Sleep Apnea Might Cause Blindness In Patients With Diabetes

Dozens of millions of people around the world have sleep apnea. The condition causes several health issues, such as cardiovascular disorders, memory problems, mood conditions, and more. Now, as per a new study, sleep apnea might also cause blindness in patients with diabetes.

The new research, carried on by scientists from Taiwan, noted that patients with diabetes present a higher risk of developing diabetic macular edema due to sleep apnea. Diabetic macular edema might eventually cause vision impairment or even blindness.

Sleep apnea causes breathing interruptions in people with this sleep disorder. That creates a drop in oxygen levels and unrestful sleep. The lack of oxygen increases the risks of brain issues, hypertension, cardiovascular diseases, and even type 2 diabetes. Accordingly, people with sleep apnea should not ignore the condition and seek treatment as soon as possible.

A New Study Concluded That Sleep Apnea Might Cause Blindness In Patients With Diabetes

According to the Taiwanese Scientists, sleep apnea triggers increased damage to the blood vessels in the eyes of people with diabetes. Known as diabetic retinopathy, the sleep apnea-triggered condition in people with diabetes might eventually lead to blindness. The scientists reviewed the data collected from the patients diagnosed with diabetic retinopathy from the Taiwanese Chang Gung Memorial Hospital. Overt eight years, the researcher followed the patients.

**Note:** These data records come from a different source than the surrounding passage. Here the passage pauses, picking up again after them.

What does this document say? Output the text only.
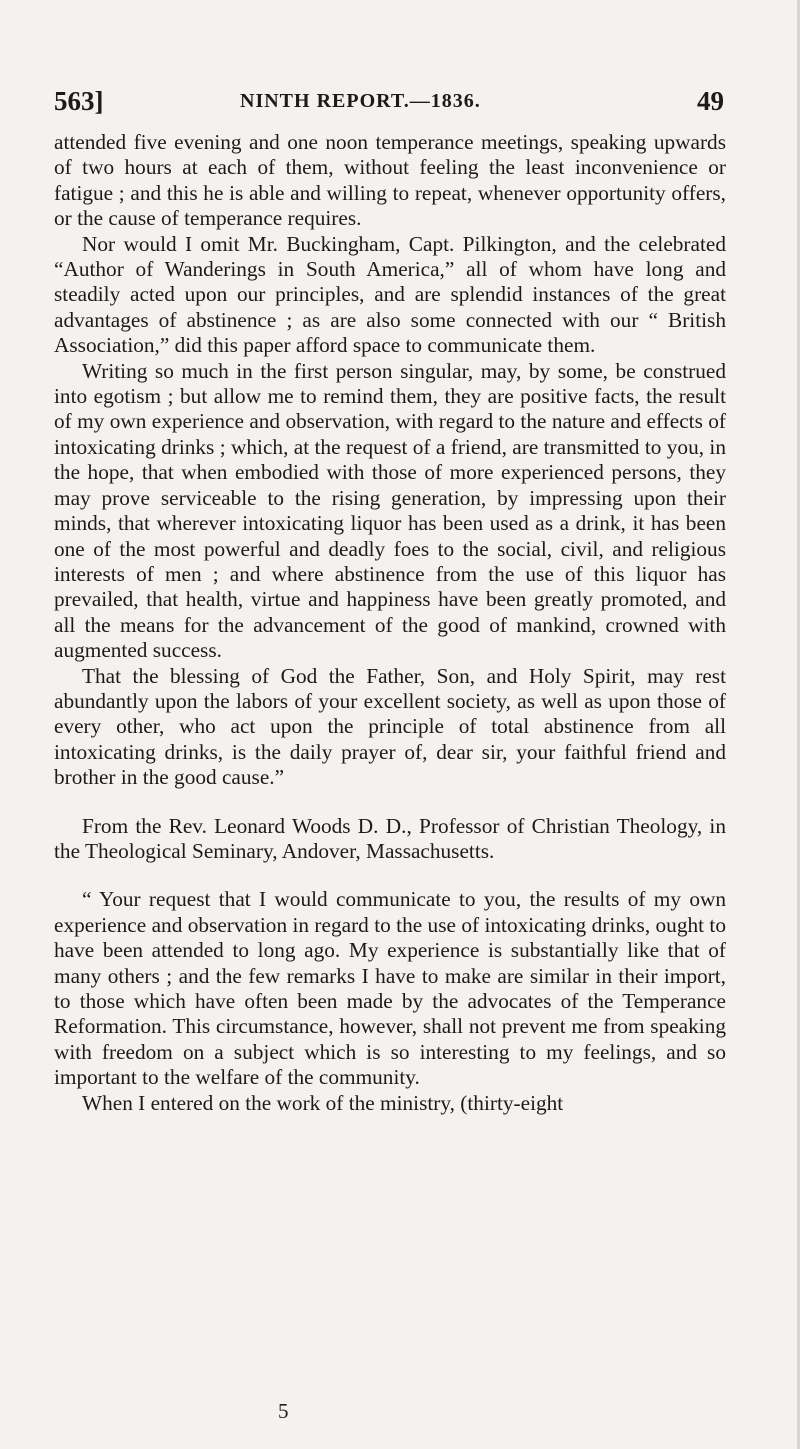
563]	NINTH REPORT.—1836.	49

attended five evening and one noon temperance meetings, speaking upwards of two hours at each of them, without feeling the least inconvenience or fatigue ; and this he is able and willing to repeat, whenever opportunity offers, or the cause of temperance requires.

Nor would I omit Mr. Buckingham, Capt. Pilkington, and the celebrated “Author of Wanderings in South America,” all of whom have long and steadily acted upon our principles, and are splendid instances of the great advantages of abstinence ; as are also some connected with our “ British Association,” did this paper afford space to communicate them.

Writing so much in the first person singular, may, by some, be construed into egotism ; but allow me to remind them, they are positive facts, the result of my own experience and observation, with regard to the nature and effects of intoxicating drinks ; which, at the request of a friend, are transmitted to you, in the hope, that when embodied with those of more experienced persons, they may prove serviceable to the rising generation, by impressing upon their minds, that wherever intoxicating liquor has been used as a drink, it has been one of the most powerful and deadly foes to the social, civil, and religious interests of men ; and where abstinence from the use of this liquor has prevailed, that health, virtue and happiness have been greatly promoted, and all the means for the advancement of the good of mankind, crowned with augmented success.

That the blessing of God the Father, Son, and Holy Spirit, may rest abundantly upon the labors of your excellent society, as well as upon those of every other, who act upon the principle of total abstinence from all intoxicating drinks, is the daily prayer of, dear sir, your faithful friend and brother in the good cause.”

From the Rev. Leonard Woods D. D., Professor of Christian Theology, in the Theological Seminary, Andover, Massachusetts.

“ Your request that I would communicate to you, the results of my own experience and observation in regard to the use of intoxicating drinks, ought to have been attended to long ago. My experience is substantially like that of many others ; and the few remarks I have to make are similar in their import, to those which have often been made by the advocates of the Temperance Reformation. This circumstance, however, shall not prevent me from speaking with freedom on a subject which is so interesting to my feelings, and so important to the welfare of the community.

When I entered on the work of the ministry, (thirty-eight

5
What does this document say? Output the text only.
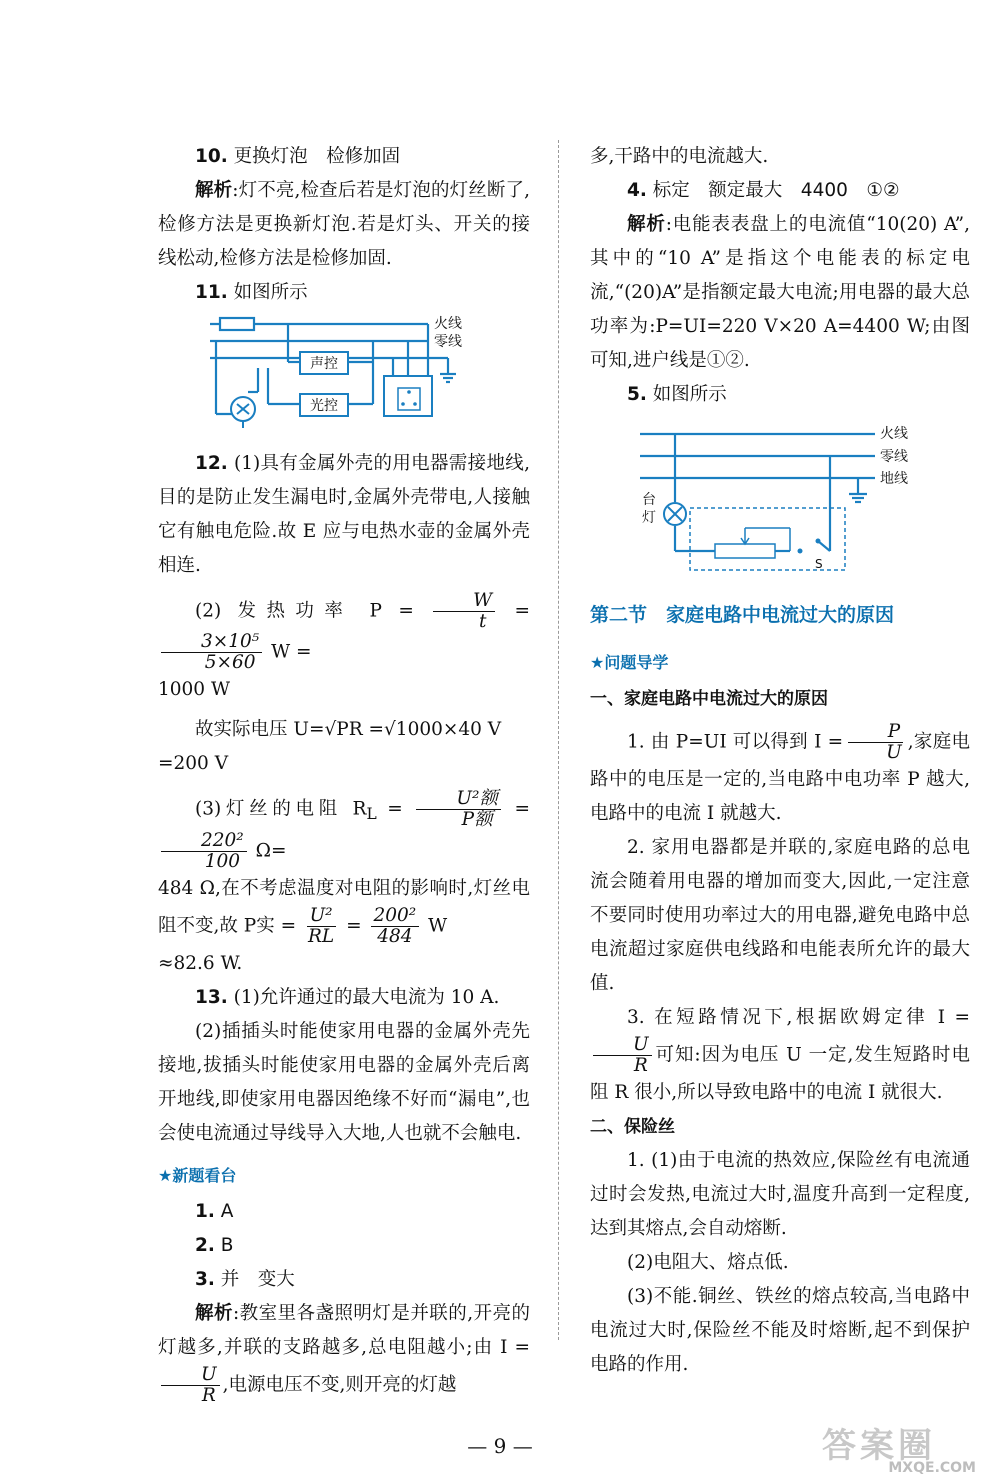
10. 更换灯泡　检修加固

解析:灯不亮,检查后若是灯泡的灯丝断了,检修方法是更换新灯泡.若是灯头、开关的接线松动,检修方法是检修加固.

11. 如图所示

声控
光控
火线
零线

12. (1)具有金属外壳的用电器需接地线,目的是防止发生漏电时,金属外壳带电,人接触它有触电危险.故 E 应与电热水壶的金属外壳相连.

(2) 发热功率 $P = \frac{W}{t}$ =
$\frac{\text{3×10⁵}}{5\times 60}$ W =

1000 W

故实际电压 U=√PR =√1000×40 V

=200 V

(3)灯丝的电阻 $R_L = \frac{\text{U²额}}{\text{P额}}$ =
$\frac{\text{220²}}{100} \Omega=$

484 Ω,在不考虑温度对电阻的影响时,灯丝电阻不变,故 P实 = $\frac{\text{U²}}{RL} = \frac{\text{200²}}{484}$ W

≈82.6 W.

13. (1)允许通过的最大电流为 10 A.

(2)插插头时能使家用电器的金属外壳先接地,拔插头时能使家用电器的金属外壳后离开地线,即使家用电器因绝缘不好而“漏电”,也会使电流通过导线导入大地,人也就不会触电.

★新题看台

1. A

2. B

3. 并　变大

解析:教室里各盏照明灯是并联的,开亮的灯越多,并联的支路越多,总电阻越小;由 I =
$\frac{U}{R}$ ,电源电压不变,则开亮的灯越

多,干路中的电流越大.

4. 标定　额定最大　4400　①②

解析:电能表表盘上的电流值“10(20) A”,其中的“10 A”是指这个电能表的标定电流,“(20)A”是指额定最大电流;用电器的最大总功率为:P=UI=220 V×20 A=4400 W;由图可知,进户线是①②.

5. 如图所示

S
台
灯
火线
零线
地线
第二节　家庭电路中电流过大的原因
★问题导学

一、家庭电路中电流过大的原因

1. 由 P=UI 可以得到 $I = \frac{P}{U}$ ,家庭电路中的电压是一定的,当电路中电功率 P 越大,电路中的电流 I 就越大.

2. 家用电器都是并联的,家庭电路的总电流会随着用电器的增加而变大,因此,一定注意不要同时使用功率过大的用电器,避免电路中总电流超过家庭供电线路和电能表所允许的最大值.

3. 在短路情况下,根据欧姆定律 I =
$\frac{U}{R}$ 可知:因为电压 U 一定,发生短路时电阻 R 很小,所以导致电路中的电流 I 就很大.

二、保险丝

1. (1)由于电流的热效应,保险丝有电流通过时会发热,电流过大时,温度升高到一定程度,达到其熔点,会自动熔断.

(2)电阻大、熔点低.

(3)不能.铜丝、铁丝的熔点较高,当电路中电流过大时,保险丝不能及时熔断,起不到保护电路的作用.

— 9 —	答案圈
MXQE.COM
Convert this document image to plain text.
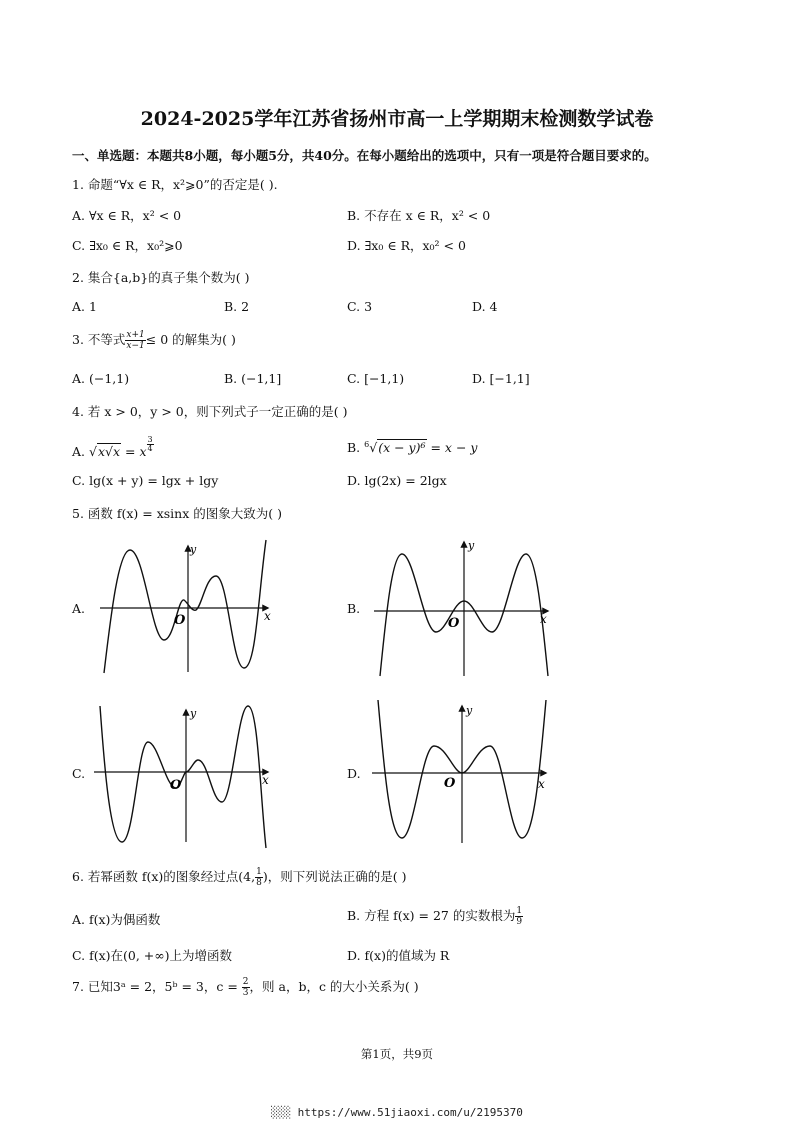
2024-2025学年江苏省扬州市高一上学期期末检测数学试卷
一、单选题：本题共8小题，每小题5分，共40分。在每小题给出的选项中，只有一项是符合题目要求的。
1. 命题“∀x ∈ R，x²⩾0”的否定是( ).
A. ∀x ∈ R，x² < 0	B. 不存在 x ∈ R，x² < 0
C. ∃x₀ ∈ R，x₀²⩾0	D. ∃x₀ ∈ R，x₀² < 0
2. 集合{a,b}的真子集个数为( )
A. 1	B. 2	C. 3	D. 4
3. 不等式 $\frac{x+1}{x-1} \le 0$ 的解集为( )
A. (−1,1)	B. (−1,1]	C. [−1,1)	D. [−1,1]
4. 若 x > 0，y > 0，则下列式子一定正确的是( )
A. √x√x = x $\frac{3}{4}$	B. $^6$√(x − y)⁶ = x − y
C. lg(x + y) = lgx + lgy	D. lg(2x) = 2lgx
5. 函数 f(x) = xsinx 的图象大致为( )
A.	B.
C.	D.
y
x
O
y
x
O
y
x
O
y
x
O
6. 若幂函数 f(x)的图象经过点(4, $\frac{1}{8}$ )，则下列说法正确的是( )
A. f(x)为偶函数	B. 方程 f(x) = 27 的实数根为 $\frac{1}{9}$
C. f(x)在(0, +∞)上为增函数	D. f(x)的值域为 R
7. 已知3ᵃ = 2，5ᵇ = 3，$c = \frac{2}{3}$ ，则 a，b，c 的大小关系为( )
第1页，共9页
░░░ https://www.51jiaoxi.com/u/2195370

The results of the study revealed that those patients who also had sleep apnea presented worse diabetic macular edema. Now, the researchers hope that the outcomes of the research would increase the awareness of the importance of treating sleep apnea, especially in people with diabetes.

“Based on these results, we hope that more medical professionals will approach sleep apnea as a risk factor for diabetic macular edema. This could allow for earlier medical intervention so patients can keep more of their vision and preserve their overall health as much as possible,” said Juifan Chiang, the study’s leading author.